NEW DELHI Sadness combined with a sense of waste and anger dulled any new year cheer on board the final Pakistan International Airlines (PIA) flight to India yesterday.

The Lahore to New Delhi flight was the last before a ban takes effect today on Pakistani aircraft using Indian air space.

The tit-for-tat ban was imposed amid soaring military tensions between the two countries in the wake of the recent attack on the Indian Parliament, which New Delhi has blamed on Pakistan militant groups acting at the behest of Pakistani military intelligence.

In Lahore, PIA official Saeed Khan tried, not without difficulty, to round up the passengers wanting to board Flight PK-270.

"This is probably the last flight for quite some time," Mr. Khan said.

The railroad stations of New Delhi and Lahore witnessed similar emotional scenes when the last of the Samhjauta Express trains left the two countries.

Hundreds of Pakistanis and Indians were crammed in extra train cars, trying to beat the governments' decision to stop train and bus services between the two countries from today.

Named for the Hindi word for "understanding," the rail service two trains a week in each direction was inaugurated in 1976 as part of a peace treaty.

The snapping of air links between the two countries does have precedent, notably during the three wars the South Asian rivals have fought since independence from British rule in 1947.

"Nobody is happy today," Mr.

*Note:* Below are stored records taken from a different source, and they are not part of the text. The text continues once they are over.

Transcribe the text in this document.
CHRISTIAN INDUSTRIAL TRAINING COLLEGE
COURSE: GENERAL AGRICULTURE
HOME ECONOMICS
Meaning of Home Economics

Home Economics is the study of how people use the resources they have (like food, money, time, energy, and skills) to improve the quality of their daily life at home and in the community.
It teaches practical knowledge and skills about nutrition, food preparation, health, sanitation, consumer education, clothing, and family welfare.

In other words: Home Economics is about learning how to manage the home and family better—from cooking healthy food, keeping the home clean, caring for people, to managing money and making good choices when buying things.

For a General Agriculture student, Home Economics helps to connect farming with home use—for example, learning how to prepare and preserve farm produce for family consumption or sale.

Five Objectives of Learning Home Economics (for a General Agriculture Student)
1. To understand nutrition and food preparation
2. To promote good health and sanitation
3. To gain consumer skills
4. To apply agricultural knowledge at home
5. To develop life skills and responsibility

Khan said, noting that the air space ban would cause "serious disruptions" to the lives of ordinary people on both sides of the border who were "naturally upset and angry."

After the traditional Muslim prayer was relayed over the intercom, the Boeing 737-300 took off from Lahore at 3:25 p.m. without a word from the pilot, Capt. Farukh Cheemah.

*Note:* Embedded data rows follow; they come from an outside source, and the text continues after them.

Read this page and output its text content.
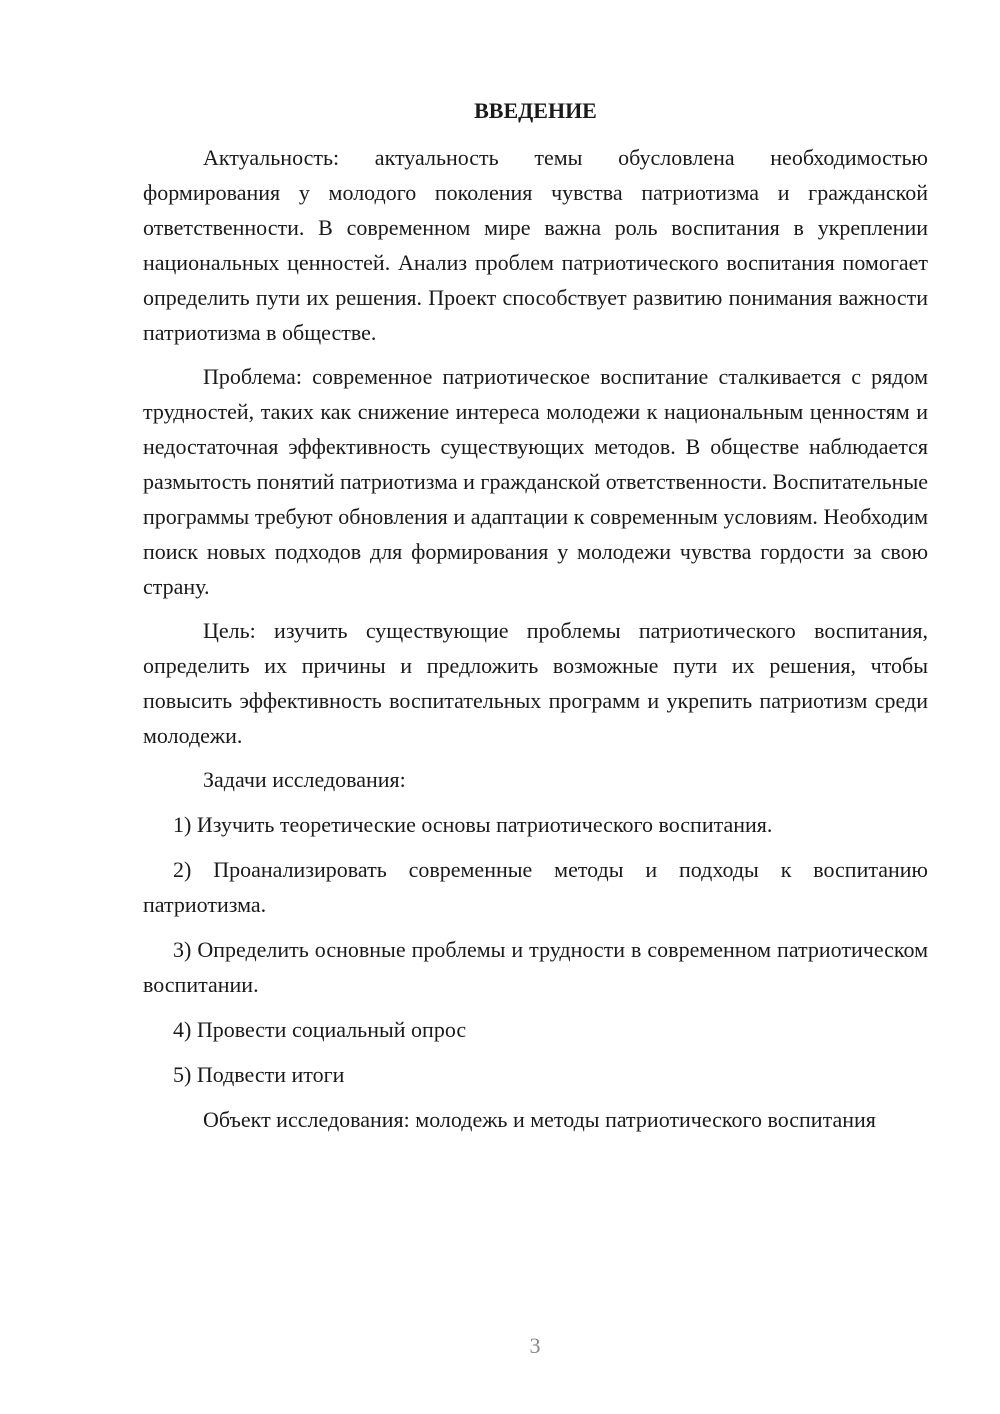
ВВЕДЕНИЕ

Актуальность: актуальность темы обусловлена необходимостью формирования у молодого поколения чувства патриотизма и гражданской ответственности. В современном мире важна роль воспитания в укреплении национальных ценностей. Анализ проблем патриотического воспитания помогает определить пути их решения. Проект способствует развитию понимания важности патриотизма в обществе.

Проблема: современное патриотическое воспитание сталкивается с рядом трудностей, таких как снижение интереса молодежи к национальным ценностям и недостаточная эффективность существующих методов. В обществе наблюдается размытость понятий патриотизма и гражданской ответственности. Воспитательные программы требуют обновления и адаптации к современным условиям. Необходим поиск новых подходов для формирования у молодежи чувства гордости за свою страну.

Цель: изучить существующие проблемы патриотического воспитания, определить их причины и предложить возможные пути их решения, чтобы повысить эффективность воспитательных программ и укрепить патриотизм среди молодежи.

Задачи исследования:

1) Изучить теоретические основы патриотического воспитания.

2) Проанализировать современные методы и подходы к воспитанию патриотизма.

3) Определить основные проблемы и трудности в современном патриотическом воспитании.

4) Провести социальный опрос

5) Подвести итоги

Объект исследования: молодежь и методы патриотического воспитания

3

On board, the passengers were mostly stony-faced and made little attempt to speak to one another.

Bhanu Prasad, a 40-year old textile engineer, was livid. A native of the western Indian city of Ahmedabad, he had gone to Pakistan on a business trip and had originally planned to stay until Friday.

"Because of the problems, I'm returning earlier," he said. Criticizing the air-space ban, Mr. Prasad said that, as usual, "it's the ordinary people who will be made to suffer."

Thousands of families divided since the partition of the subcontinent will now be forced to make huge and costly detours in order to visit one another.

Mr. Prasad said he saw little chance of the military tensions escalating into an actual conflict.

"India is simply telling Pakistan to crack down on the militants," he said. "Perhaps they would act if evidence [implicating Pakistan] was made available."